I sat on the edge of the bed. Watched as my proximity made his chest stop moving, his lungs pause.
I place
d my hand in the center of his chest.
“I’m sorry, Ter,” I whispered. “But you were right. I can’t live without you.”
I didn’t know how, exactly, to do this. Cody had said all I had to do was take his death upon myself just as I’d taken his pain upon myself. That would give life some room to thrive in him.
Don’t leave me, Ter, I thought. Not yet.
I kicked free the lid on Death magic. It washed through me with its own pulse, humming in anticipation, feral.
If I did this wrong, Terric would die. Permanently.
Cold sweat drenched me. If I did this wrong, there would be no coming back. For either of us.
Careful, then.
I let Death magic pour out of my fingertips, cold and slow, sending it to cover his skin in that dark glass-edge light. Then I sent it deeper, into his body. Into his soul where Life magic flickered like a flame drowning in the wind.
He wasn’t breathing. He still wasn’t breathing.
Seconds ticked by, piling up into a minute. Two.
Undeath him, Cody had said. Take his death on as my burden.
Easy to say, but there was no spell for assuming someone else’s final end. There was no operating manual for the Death magic I carried.
It was like aiming a flamethrower to light a candle—messy and destructive.
“C’mon, Ter,” I said softly. “Let it go. Dying isn’t your thing—it’s mine. And I’ve got you now. You can just let go. And come back to me, mate. Please come back to me.”

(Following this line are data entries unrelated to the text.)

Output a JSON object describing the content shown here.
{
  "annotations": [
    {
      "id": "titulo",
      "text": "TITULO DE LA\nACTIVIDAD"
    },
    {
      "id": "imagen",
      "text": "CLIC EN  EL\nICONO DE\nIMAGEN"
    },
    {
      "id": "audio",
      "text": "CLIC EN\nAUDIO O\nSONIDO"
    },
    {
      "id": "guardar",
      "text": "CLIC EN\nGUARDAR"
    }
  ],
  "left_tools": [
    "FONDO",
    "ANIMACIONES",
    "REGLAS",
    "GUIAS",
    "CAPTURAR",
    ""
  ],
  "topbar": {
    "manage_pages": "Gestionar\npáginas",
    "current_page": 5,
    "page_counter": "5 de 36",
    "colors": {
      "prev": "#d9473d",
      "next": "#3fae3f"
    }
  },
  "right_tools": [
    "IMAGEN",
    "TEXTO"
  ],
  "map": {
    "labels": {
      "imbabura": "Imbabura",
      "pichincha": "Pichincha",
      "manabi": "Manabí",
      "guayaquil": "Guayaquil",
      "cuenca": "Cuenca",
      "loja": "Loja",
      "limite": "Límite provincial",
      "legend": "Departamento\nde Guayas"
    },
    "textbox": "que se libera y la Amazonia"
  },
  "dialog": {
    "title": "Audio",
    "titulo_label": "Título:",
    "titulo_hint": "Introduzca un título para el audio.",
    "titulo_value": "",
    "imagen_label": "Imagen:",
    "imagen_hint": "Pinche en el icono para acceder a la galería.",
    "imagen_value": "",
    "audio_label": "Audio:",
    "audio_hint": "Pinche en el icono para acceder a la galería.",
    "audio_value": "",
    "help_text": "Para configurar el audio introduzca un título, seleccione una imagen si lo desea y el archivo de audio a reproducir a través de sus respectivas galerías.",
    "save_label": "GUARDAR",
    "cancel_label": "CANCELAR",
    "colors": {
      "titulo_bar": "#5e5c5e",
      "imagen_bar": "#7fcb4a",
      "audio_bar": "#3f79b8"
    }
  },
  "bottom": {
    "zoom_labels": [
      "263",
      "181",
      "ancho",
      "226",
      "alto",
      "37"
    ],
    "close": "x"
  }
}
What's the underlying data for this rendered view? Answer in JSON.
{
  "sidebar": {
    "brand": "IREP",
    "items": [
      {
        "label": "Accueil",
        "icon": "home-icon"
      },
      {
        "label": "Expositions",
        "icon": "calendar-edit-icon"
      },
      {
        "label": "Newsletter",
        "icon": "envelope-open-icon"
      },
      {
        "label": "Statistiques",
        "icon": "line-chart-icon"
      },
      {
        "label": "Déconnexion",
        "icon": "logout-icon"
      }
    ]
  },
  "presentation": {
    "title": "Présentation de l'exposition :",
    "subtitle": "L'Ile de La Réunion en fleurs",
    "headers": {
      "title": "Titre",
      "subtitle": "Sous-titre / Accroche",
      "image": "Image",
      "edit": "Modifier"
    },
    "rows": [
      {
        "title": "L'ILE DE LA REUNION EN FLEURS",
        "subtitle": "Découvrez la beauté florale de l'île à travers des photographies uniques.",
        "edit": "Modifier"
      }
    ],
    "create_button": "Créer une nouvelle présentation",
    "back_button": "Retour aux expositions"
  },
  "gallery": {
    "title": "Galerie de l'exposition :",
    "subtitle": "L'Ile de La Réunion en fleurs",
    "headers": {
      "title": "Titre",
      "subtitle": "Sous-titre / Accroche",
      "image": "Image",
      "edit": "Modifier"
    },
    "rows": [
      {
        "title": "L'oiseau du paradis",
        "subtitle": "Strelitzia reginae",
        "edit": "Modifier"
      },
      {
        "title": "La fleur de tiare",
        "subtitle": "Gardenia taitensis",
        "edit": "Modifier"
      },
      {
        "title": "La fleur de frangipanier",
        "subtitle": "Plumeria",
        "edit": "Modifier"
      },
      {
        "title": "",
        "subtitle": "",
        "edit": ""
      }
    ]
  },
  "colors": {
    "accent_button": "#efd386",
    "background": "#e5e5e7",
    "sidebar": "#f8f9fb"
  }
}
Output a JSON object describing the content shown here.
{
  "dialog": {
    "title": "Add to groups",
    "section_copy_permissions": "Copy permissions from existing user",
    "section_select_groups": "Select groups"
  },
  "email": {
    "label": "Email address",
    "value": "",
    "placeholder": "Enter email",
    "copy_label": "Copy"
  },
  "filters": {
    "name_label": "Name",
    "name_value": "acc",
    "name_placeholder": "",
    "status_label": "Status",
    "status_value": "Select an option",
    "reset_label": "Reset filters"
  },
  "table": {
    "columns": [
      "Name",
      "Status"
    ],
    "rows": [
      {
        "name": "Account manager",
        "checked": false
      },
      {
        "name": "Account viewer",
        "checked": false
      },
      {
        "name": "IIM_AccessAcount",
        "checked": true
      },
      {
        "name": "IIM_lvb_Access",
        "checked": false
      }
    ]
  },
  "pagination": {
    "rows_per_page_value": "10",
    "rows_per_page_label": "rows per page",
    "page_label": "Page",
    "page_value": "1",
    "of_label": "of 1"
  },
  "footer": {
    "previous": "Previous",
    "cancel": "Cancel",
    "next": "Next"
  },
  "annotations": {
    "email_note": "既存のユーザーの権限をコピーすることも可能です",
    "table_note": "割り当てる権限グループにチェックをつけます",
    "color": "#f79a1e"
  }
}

Terric exhaled, long and slow, as I gently killed him.
And then he didn’t breathe again.
Chapter 20
SHAME
Minutes dragged by, measured by my own ragged breathing. But not Terric’s. Terric wasn’t breathing. The Life magic in him had been snuffed, smothered out by the touch of Death magic.
Come on, Terric, I begged. Breathe.
Cody had been wrong. Cody had been very wrong.
I’d killed him. My friend. My soul.
The rolling clack of a bullet chambering a round rang out in the silence.
“Shame,” Dash said. “Back away from him now.”
Terric’s ghost wasn’t pulling free of his body. He wasn’t tied to me like Eleanor and Sunny. But he was not alive either.